- Telehealth giant Teladoc Health is expanding its physician-based care product for employers to weight management and prediabetes, as interest explodes in drugs meant for diabetes control that are being more frequently prescribed for weight loss, resulting in nationwide shortages.
- The medications, called GLP-1 drugs, include Novo Nordisk’s Ozempic, which has been at the center of a national conversation about health, weight loss and medication access as more people, especially celebrities, use the drug to lose weight.
- The provider-based program, which includes access to a Teladoc-employed doctor for a personalized care plan, along with daily coaching with digital tools, will become available for diabetes prevention and weight management in the third quarter, the company told Healthcare Dive.
Teladoc’s provider-based care program is designed to help members lose weight and avoid developing diabetes by using medications, including GLP-1 agonists, along with other Teladoc tools to address the full range of cardiometabolic health risk factors, the company said. Other tools include nutrition logging and coaching, activity tracking and sleep management.
Depending on a patient’s needs, members can receive a combination of care including a continuous glucose monitor, lab work and a drug prescription through a series of visits with a Teladoc physician, according to the company.

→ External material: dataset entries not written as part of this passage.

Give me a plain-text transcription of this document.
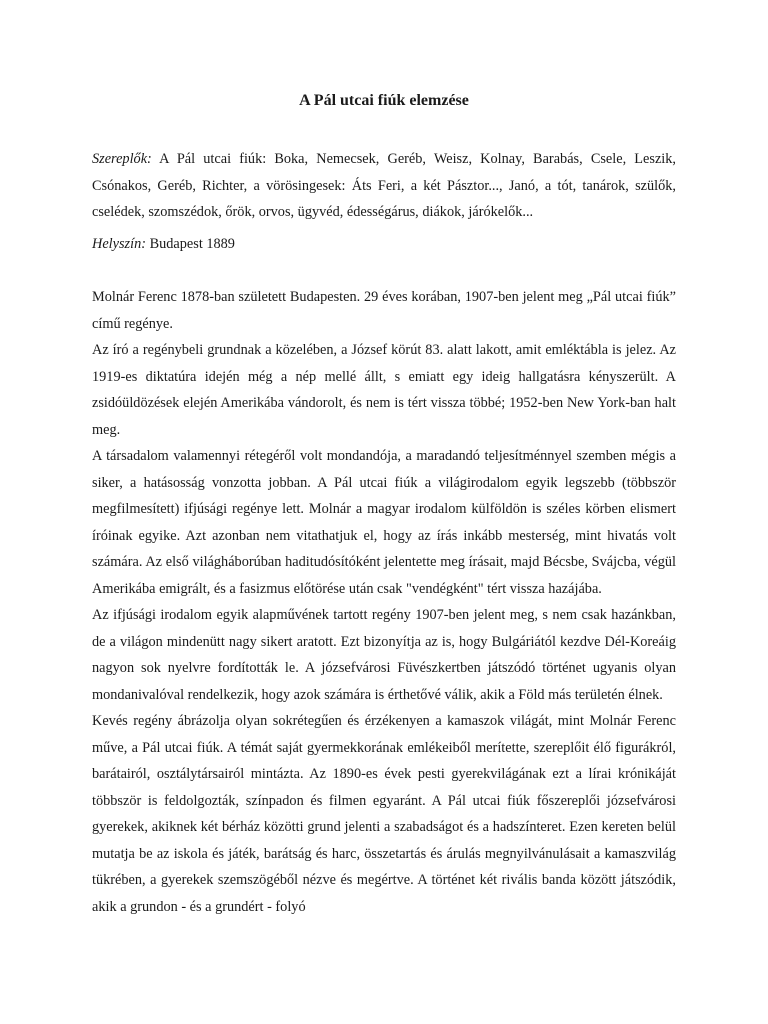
A Pál utcai fiúk elemzése

Szereplők: A Pál utcai fiúk: Boka, Nemecsek, Geréb, Weisz, Kolnay, Barabás, Csele, Leszik, Csónakos, Geréb, Richter, a vörösingesek: Áts Feri, a két Pásztor..., Janó, a tót, tanárok, szülők, cselédek, szomszédok, őrök, orvos, ügyvéd, édességárus, diákok, járókelők...

Helyszín: Budapest 1889

Molnár Ferenc 1878-ban született Budapesten. 29 éves korában, 1907-ben jelent meg „Pál utcai fiúk” című regénye.

Az író a regénybeli grundnak a közelében, a József körút 83. alatt lakott, amit emléktábla is jelez. Az 1919-es diktatúra idején még a nép mellé állt, s emiatt egy ideig hallgatásra kényszerült. A zsidóüldözések elején Amerikába vándorolt, és nem is tért vissza többé; 1952-ben New York-ban halt meg.

A társadalom valamennyi rétegéről volt mondandója, a maradandó teljesítménnyel szemben mégis a siker, a hatásosság vonzotta jobban. A Pál utcai fiúk a világirodalom egyik legszebb (többször megfilmesített) ifjúsági regénye lett. Molnár a magyar irodalom külföldön is széles körben elismert íróinak egyike. Azt azonban nem vitathatjuk el, hogy az írás inkább mesterség, mint hivatás volt számára. Az első világháborúban haditudósítóként jelentette meg írásait, majd Bécsbe, Svájcba, végül Amerikába emigrált, és a fasizmus előtörése után csak "vendégként" tért vissza hazájába.

Az ifjúsági irodalom egyik alapművének tartott regény 1907-ben jelent meg, s nem csak hazánkban, de a világon mindenütt nagy sikert aratott. Ezt bizonyítja az is, hogy Bulgáriától kezdve Dél-Koreáig nagyon sok nyelvre fordították le. A józsefvárosi Füvészkertben játszódó történet ugyanis olyan mondanivalóval rendelkezik, hogy azok számára is érthetővé válik, akik a Föld más területén élnek.

Kevés regény ábrázolja olyan sokrétegűen és érzékenyen a kamaszok világát, mint Molnár Ferenc műve, a Pál utcai fiúk. A témát saját gyermekkorának emlékeiből merítette, szereplőit élő figurákról, barátairól, osztálytársairól mintázta. Az 1890-es évek pesti gyerekvilágának ezt a lírai krónikáját többször is feldolgozták, színpadon és filmen egyaránt. A Pál utcai fiúk főszereplői józsefvárosi gyerekek, akiknek két bérház közötti grund jelenti a szabadságot és a hadszínteret. Ezen kereten belül mutatja be az iskola és játék, barátság és harc, összetartás és árulás megnyilvánulásait a kamaszvilág tükrében, a gyerekek szemszögéből nézve és megértve. A történet két rivális banda között játszódik, akik a grundon - és a grundért - folyó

The care program is already available for diabetes and hypertension. Teladoc cited the growing prevalence of obesity in the U.S. as its motivation to expand the program to weight management and prediabetes, along with the rising popularity of GLP-1 therapies.
GLP-1 drugs have been available to treat diabetes for years, but have made headlines recently for purported weight loss benefits. As more people have rushed to procure the drugs to shed pounds, many patients with diabetes have struggled to access the medication, especially as prescriptions became more widely available online.
A handful of digital health companies, including Ro and Sequence — a telehealth platform recently acquired by WeightWatchers — advertise quick and easy access to the drugs. Experts say online prescribing, where telehealth companies might not have access to a patient’s full history or rigorous intake requirements, could result in fragmented care or misuse.
Teladoc said it applies evidence-based guidelines to prescribe GLP-1s only when clinically appropriate.
“There is no doubt that GLP-1s can be a critical tool in the management of cardiometabolic disease, particularly weight management, but they work best as an addition to altering long-term habits that address nutrition, activity, sleep and stress management,” a Teladoc spokesperson said.
Teladoc declined to shares sales numbers for the provider-based care program, but said early interest from employers was strong.